The first drawings of Germana Monte-Mór – made in the late 1980s and early 1990s – appeared to be veritable haematomas. The artist avoided the explicit presence of a “making” that ordered the asphalt on the surface of the paper. Everything occurred as if an initial blow had been followed by movements that did not depend on her will. In this way, her drawings also had the appearance of something made from the inside outwards. While the material with which she drew had a rough and conspicuous consistency, its treatment had the effect of revealing the capillarity of the paper, rather than constructing figures that established the area in which they arose. The forms that we had been seeing were the precarious configuration of a movement that tended towards a continued expansion.

After this point, her drawings gradually acquired greater definition. The areas of asphalt became fuller-bodied, and more intensely differentiated from the other regions of the drawing. At the same time, much of the formal instability remained. The even more deliberate presence of the asphalt was accentuated by the irregularity of its contours, by the organic aspect of its configuration. On account of this inconstancy, these same contours showed themselves unable to contain the mass that they circumscribed. This created a kind of superficial tension on the verge of giving way; a tendency that was intensified in the drawings shown in 1998, since these began to contain, within the same work, a relation between patches, that increased the expanse of the black areas in a game of attraction.

The world that arose in these drawings had a rather violent and traumatic constitution. In order to show itself forcefully, it had to become boundless. The intensity of the black surfaces derived from their capacity to overflow their limits, rather than from a saturation or an extreme concentration. A consequence of this was the traumatic character of the works: in order to affirm themselves, the black regions had to move incessantly beyond their own limits, placing on the horizon an identity that was unreachable. I also believe that this is the basis of a kind of pained sensuality that permeates all of Germana Monte-Mór’s drawings. The movement towards what is beyond us – the search for a continuity with the other that is implied in eroticism – reveals itself as a condemnation to exile, as disquiet and pain. And it is precisely for this reason that this lies beyond us, for it is a region where the will is not in command, even if we promise ourselves every time that we will never again knock on this particular door.

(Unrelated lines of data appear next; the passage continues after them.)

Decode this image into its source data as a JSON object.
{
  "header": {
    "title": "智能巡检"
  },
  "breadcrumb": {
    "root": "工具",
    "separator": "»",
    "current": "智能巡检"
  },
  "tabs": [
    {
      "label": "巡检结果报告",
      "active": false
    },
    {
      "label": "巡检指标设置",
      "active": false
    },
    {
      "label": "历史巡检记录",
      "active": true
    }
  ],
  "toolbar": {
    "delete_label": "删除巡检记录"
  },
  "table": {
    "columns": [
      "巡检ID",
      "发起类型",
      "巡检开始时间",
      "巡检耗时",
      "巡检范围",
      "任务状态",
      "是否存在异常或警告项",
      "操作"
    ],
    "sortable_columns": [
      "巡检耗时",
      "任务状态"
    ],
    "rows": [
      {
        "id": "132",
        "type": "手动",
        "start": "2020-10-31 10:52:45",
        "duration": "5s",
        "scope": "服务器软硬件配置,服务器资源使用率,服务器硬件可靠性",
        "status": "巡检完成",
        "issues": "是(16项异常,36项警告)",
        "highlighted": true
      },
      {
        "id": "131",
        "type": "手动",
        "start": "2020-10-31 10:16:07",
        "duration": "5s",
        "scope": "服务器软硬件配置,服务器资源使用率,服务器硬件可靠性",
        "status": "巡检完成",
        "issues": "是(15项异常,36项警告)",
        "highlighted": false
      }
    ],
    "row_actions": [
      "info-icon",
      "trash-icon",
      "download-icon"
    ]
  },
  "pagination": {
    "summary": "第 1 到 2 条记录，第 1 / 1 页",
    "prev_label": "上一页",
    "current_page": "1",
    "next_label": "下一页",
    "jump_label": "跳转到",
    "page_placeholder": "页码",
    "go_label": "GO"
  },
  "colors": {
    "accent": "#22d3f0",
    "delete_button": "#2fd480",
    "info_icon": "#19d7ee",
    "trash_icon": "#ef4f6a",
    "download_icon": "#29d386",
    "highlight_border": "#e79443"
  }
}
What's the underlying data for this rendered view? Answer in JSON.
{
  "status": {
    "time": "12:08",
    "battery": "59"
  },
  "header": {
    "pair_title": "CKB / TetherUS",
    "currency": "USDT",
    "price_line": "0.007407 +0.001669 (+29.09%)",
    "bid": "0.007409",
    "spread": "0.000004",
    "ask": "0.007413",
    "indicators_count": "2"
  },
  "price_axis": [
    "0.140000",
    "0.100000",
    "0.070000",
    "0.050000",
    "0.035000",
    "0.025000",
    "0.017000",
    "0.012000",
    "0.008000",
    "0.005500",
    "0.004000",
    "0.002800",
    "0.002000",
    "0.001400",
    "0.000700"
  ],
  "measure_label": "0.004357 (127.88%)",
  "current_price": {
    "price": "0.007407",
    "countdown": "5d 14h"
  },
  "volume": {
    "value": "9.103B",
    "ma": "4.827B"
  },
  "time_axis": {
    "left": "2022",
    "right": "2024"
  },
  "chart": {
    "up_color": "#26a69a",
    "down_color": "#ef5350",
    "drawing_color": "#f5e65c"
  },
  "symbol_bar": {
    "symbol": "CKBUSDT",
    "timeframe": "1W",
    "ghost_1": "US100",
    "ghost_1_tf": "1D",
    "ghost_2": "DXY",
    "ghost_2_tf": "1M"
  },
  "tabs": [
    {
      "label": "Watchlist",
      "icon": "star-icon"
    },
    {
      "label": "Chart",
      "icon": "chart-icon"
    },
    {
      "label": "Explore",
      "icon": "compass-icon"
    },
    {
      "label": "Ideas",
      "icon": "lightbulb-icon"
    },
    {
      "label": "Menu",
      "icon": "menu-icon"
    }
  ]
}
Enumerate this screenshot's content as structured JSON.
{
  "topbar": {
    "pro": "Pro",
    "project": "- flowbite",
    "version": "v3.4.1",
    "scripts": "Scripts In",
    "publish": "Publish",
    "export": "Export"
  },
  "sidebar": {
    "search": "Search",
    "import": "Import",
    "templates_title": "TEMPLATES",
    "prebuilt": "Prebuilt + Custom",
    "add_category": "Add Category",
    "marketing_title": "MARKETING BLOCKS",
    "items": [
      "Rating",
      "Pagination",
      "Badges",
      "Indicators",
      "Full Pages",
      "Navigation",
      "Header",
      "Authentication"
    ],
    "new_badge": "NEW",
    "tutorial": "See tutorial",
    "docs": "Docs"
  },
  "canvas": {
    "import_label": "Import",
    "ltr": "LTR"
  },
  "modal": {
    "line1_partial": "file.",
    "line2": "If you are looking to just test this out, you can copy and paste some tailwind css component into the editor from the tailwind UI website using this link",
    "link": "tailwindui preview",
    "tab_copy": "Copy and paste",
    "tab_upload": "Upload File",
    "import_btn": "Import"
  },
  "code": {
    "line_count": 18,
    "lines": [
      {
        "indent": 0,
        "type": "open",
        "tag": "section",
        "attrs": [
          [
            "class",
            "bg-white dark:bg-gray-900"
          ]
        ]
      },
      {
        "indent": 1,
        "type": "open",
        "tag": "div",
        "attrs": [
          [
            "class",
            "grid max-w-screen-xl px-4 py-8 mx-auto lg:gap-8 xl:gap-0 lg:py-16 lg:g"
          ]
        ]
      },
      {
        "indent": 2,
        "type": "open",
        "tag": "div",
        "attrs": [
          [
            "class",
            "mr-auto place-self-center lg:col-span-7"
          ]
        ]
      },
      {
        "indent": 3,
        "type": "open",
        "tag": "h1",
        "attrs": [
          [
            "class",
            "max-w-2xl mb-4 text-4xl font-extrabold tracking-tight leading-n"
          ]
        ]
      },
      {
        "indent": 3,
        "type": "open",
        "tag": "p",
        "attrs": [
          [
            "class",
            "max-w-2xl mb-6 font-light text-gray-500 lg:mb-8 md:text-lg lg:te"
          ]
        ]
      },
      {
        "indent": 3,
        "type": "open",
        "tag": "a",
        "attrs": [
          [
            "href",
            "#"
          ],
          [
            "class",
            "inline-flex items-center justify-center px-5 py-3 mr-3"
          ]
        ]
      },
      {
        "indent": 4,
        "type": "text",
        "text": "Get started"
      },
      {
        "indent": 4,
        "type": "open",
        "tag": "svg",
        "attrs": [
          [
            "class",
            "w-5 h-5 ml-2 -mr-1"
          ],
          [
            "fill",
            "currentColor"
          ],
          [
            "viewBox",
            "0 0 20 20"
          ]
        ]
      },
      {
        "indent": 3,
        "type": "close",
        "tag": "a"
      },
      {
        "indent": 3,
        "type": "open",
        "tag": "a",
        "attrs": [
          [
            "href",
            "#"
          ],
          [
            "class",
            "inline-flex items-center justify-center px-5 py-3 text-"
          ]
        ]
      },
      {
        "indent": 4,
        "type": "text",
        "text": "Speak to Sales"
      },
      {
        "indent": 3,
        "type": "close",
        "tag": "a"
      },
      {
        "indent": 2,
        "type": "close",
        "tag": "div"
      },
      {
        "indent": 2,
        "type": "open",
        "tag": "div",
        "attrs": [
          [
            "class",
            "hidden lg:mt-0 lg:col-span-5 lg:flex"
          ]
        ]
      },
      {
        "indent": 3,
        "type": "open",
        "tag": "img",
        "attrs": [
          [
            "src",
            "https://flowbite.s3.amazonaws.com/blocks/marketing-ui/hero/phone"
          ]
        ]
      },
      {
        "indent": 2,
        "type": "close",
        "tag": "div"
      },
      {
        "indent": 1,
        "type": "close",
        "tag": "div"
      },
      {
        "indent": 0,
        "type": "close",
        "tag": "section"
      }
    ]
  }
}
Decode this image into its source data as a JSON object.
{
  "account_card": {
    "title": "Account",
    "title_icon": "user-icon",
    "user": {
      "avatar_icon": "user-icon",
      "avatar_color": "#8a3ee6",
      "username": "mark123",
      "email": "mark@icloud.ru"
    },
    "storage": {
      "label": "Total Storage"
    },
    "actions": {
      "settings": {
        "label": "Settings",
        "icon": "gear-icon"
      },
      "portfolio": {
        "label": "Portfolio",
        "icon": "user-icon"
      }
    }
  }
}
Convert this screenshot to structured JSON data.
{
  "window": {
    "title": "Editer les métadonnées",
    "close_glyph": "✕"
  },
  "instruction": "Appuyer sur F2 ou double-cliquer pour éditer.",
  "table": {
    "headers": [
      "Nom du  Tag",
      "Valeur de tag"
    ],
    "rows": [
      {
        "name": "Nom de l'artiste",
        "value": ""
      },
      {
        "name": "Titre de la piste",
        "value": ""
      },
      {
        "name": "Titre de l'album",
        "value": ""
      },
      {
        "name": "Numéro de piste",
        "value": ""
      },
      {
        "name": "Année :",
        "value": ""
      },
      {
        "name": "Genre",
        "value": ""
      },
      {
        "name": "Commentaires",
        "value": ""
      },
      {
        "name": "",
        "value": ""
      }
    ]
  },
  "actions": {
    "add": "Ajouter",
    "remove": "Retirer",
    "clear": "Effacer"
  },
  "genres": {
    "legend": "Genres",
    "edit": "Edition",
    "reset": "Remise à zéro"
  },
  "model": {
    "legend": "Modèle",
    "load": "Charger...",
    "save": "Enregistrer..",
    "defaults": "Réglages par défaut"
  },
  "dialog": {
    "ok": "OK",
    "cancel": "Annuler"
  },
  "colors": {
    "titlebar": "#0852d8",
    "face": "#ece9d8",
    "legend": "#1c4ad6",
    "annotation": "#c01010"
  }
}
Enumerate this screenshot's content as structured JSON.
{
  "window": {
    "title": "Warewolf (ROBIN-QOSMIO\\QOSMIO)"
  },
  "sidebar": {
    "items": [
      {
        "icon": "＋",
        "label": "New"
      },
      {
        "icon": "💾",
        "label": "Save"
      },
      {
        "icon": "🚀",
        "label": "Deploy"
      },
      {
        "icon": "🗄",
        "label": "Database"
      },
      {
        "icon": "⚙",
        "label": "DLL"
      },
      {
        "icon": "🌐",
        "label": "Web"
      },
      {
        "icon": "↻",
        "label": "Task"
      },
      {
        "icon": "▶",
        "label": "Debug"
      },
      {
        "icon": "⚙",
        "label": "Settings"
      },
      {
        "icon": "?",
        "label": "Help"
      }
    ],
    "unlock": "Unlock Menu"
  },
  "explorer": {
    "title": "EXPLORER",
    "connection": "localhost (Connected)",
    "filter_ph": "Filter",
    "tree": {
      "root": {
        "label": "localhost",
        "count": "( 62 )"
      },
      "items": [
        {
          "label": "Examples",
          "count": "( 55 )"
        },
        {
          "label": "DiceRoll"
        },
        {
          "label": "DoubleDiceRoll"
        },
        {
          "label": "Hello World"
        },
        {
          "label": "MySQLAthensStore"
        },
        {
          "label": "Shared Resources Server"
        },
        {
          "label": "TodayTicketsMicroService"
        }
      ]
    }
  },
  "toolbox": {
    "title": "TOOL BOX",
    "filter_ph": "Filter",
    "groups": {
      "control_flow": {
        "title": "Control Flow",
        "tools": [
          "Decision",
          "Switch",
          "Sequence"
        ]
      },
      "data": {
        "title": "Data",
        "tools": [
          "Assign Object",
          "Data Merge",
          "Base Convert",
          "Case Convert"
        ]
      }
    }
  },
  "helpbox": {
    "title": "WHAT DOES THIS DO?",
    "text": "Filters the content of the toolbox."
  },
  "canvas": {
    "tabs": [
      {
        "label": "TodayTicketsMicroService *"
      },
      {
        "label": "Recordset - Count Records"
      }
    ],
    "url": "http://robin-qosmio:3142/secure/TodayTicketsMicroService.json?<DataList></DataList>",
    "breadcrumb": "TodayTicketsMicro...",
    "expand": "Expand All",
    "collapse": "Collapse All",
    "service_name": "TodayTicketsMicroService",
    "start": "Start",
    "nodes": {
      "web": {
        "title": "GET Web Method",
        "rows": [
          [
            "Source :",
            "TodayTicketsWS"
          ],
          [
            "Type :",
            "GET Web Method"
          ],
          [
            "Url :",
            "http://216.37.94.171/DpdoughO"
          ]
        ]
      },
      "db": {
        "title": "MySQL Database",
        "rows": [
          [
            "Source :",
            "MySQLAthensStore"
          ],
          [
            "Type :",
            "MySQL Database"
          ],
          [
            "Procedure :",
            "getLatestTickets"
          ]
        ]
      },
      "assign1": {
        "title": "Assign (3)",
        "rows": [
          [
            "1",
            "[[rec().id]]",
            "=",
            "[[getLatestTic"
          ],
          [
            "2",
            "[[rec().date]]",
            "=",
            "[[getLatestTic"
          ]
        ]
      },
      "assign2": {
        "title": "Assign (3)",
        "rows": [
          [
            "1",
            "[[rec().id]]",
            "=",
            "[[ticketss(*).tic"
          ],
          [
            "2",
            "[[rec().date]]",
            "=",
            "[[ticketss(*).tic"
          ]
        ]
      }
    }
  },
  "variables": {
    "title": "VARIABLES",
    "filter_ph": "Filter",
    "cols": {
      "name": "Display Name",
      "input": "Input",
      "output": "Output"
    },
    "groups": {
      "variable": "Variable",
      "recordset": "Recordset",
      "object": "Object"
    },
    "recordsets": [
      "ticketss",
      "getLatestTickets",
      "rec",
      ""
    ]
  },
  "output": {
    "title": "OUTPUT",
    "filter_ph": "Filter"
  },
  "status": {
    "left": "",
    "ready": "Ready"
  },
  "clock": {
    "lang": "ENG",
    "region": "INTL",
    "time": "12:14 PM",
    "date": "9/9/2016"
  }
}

The cycle of works presented in this exhibition is, in principle, completely different from the previous work of the artist. The contrasts between the various regions of the drawings has been reduced to a minimum. The rough presence of the asphalt has given way to transparencies created by dammar varnish and a general lightness has replaced the thick expansions of former works. At the same time, the diverse appearance of the drawings has only made more acute the understanding of the artist, even if she has inverted the terms of her equation.

In the former works, her forms sought a unity – even if a highly problematic one – starting from a dilation that provided beings with a state of plenitude within the world. Now, our starting point is a given unity, with all the effort concentrated on generating differences within a continuous extension. In other words, Germana hardly adds any material to the long strips of paper. The wholeness of the sheet is only perturbed by the variation in transparency that the dammar varnish confers on certain areas. And once again – as in her first drawings – the porous character of the paper functions as a territory with its own dynamic that is merely activated by the gentle intervention of the artist.

There is, in these works, a bet on the powers of subtlety, on the conquests provided by prolonged coexistence. The clearings that slowly open up reveal a knowledge that gradually delivers the world from its opacity, disclosing new meanings, and pointing to unsuspected possibilities A certain melancholy nevertheless persists around these traces. This new coexistence with the world may illuminate it, albeit causing it to lose some of its carnality. And if we can almost always see through the spaces bathed in the oil, it is because what signifies also makes invisible. The reality of the senses and the senses of reality appear to be mutually exclusive, without allowing any possible commitment to one another. Between the excessive world of the previous drawings, and the tenuous clarity of the current works, we are left oscillating. And perhaps, if we abandon ourselves to this game, perhaps one day, between one or the other, when we are least expecting it, the world will wink at us.